Мама взъерошила мне волосы.
– Тебе в школе тоже приходилось несладко?
– Иногда. – Я промолчал о том, что, по сути, мало что изменилось. – Некоторым просто не нравятся персы. И любые выходцы с Ближнего Востока.
– Мне жаль.
– Ты ни в чем не виновата.
Мама отвернулась к окну и заговорила, не переставая в задумчивости перебирать мои кудряшки:
– Знаешь, когда я только приехала в Америку, про меня тоже говорили всякое. Особенно после событий 11 сентября. Наверное, со временем я просто к этому привыкла. Изо всех сил изображала из себя белую. Вот почему я не учила тебя фарси, хотя стоило бы.
Это я слышал и раньше: мама не хотела, чтобы я отличался от других детей.

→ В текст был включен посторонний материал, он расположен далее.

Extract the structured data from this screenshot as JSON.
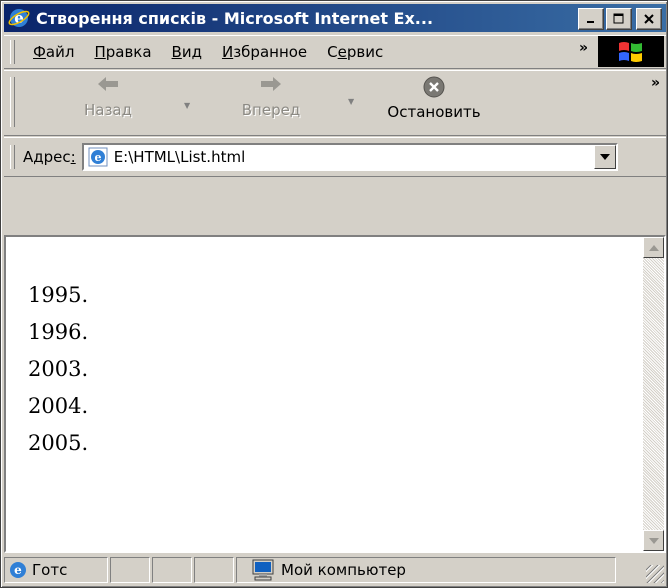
{
  "window": {
    "title": "Створення списків - Microsoft Internet Ex...",
    "controls": {
      "minimize": "_",
      "maximize": "□",
      "close": "✕"
    }
  },
  "menu": {
    "items": [
      {
        "accel": "Ф",
        "rest": "айл"
      },
      {
        "accel": "П",
        "rest": "равка"
      },
      {
        "accel": "В",
        "rest": "ид"
      },
      {
        "accel": "И",
        "rest": "збранное"
      },
      {
        "pre": "С",
        "accel": "е",
        "rest": "рвис"
      }
    ],
    "overflow": "»"
  },
  "toolbar": {
    "back_label": "Назад",
    "forward_label": "Вперед",
    "stop_label": "Остановить",
    "overflow": "»"
  },
  "address": {
    "label_pre": "Адрес",
    "label_accel": ":",
    "value": "E:\\HTML\\List.html"
  },
  "content": {
    "lines": [
      "1995.",
      "1996.",
      "2003.",
      "2004.",
      "2005."
    ]
  },
  "status": {
    "text": "Готс",
    "zone": "Мой компьютер"
  },
  "colors": {
    "title_start": "#0a246a",
    "title_end": "#3a6ea5",
    "face": "#d4d0c8"
  }
}
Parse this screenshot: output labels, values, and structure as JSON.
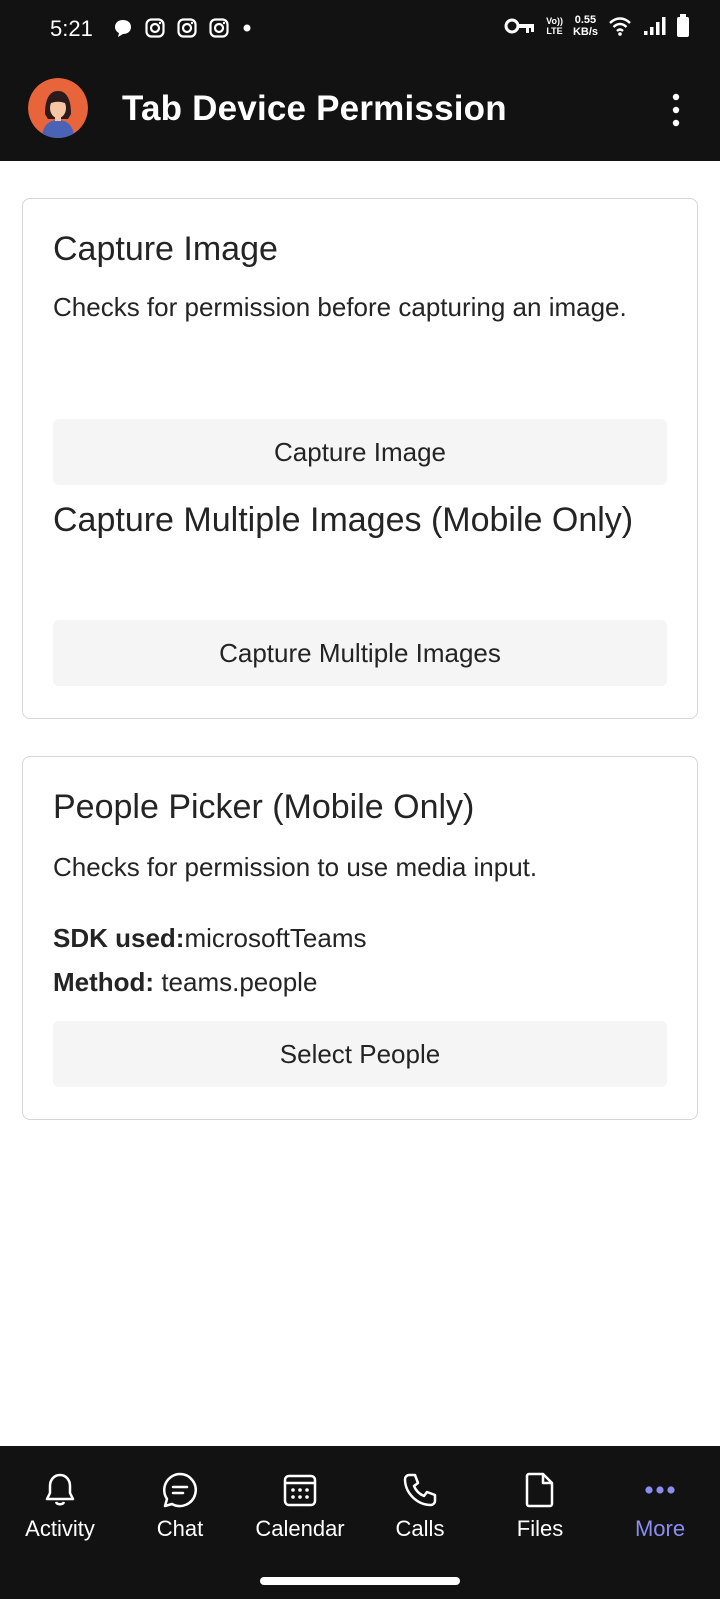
{
  "status_bar": {
    "time": "5:21",
    "network_speed_value": "0.55",
    "network_speed_unit": "KB/s",
    "volte_top": "Vo))",
    "volte_bottom": "LTE",
    "left_icons": [
      "chat-bubble-icon",
      "instagram-icon",
      "instagram-icon",
      "instagram-icon",
      "dot-icon"
    ],
    "right_icons": [
      "vpn-key-icon",
      "volte-icon",
      "wifi-icon",
      "signal-icon",
      "battery-icon"
    ]
  },
  "app_bar": {
    "title": "Tab Device Permission"
  },
  "cards": {
    "capture": {
      "title": "Capture Image",
      "description": "Checks for permission before capturing an image.",
      "button_label": "Capture Image",
      "multi_title": "Capture Multiple Images (Mobile Only)",
      "multi_button_label": "Capture Multiple Images"
    },
    "people": {
      "title": "People Picker (Mobile Only)",
      "description": "Checks for permission to use media input.",
      "sdk_label": "SDK used:",
      "sdk_value": "microsoftTeams",
      "method_label": "Method:",
      "method_value": " teams.people",
      "button_label": "Select People"
    }
  },
  "bottom_nav": {
    "items": [
      {
        "label": "Activity",
        "icon": "bell-icon"
      },
      {
        "label": "Chat",
        "icon": "chat-icon"
      },
      {
        "label": "Calendar",
        "icon": "calendar-icon"
      },
      {
        "label": "Calls",
        "icon": "phone-icon"
      },
      {
        "label": "Files",
        "icon": "file-icon"
      },
      {
        "label": "More",
        "icon": "more-icon"
      }
    ],
    "active": "More",
    "active_color": "#8b8cf0"
  },
  "colors": {
    "bar_background": "#121212",
    "button_background": "#f5f5f5",
    "card_border": "#d6d6d6"
  }
}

– Я хотела сменить имя на Шэрон, потому что мои профессора не могли выговорить Ширин.
– Шэрон Бахрами?
Мама фыркнула.
– Это продолжалось две недели, пока твой папа меня не отговорил. – Мама улыбнулась, накрутила прядь моих волос на палец и отпустила, чтобы полюбоваться на получившийся завиток. А потом погладила меня по щеке. – Возможно, мне стоило лучше стараться, чтобы подготовить тебя и твою сестру. Но никому не хочется думать, что их детей в школе будут обзывать террористами. И что они не смогут их защитить.
– Меня защищать не нужно, мам.
Мама наклонила мою голову, чтобы поцеловать в лоб.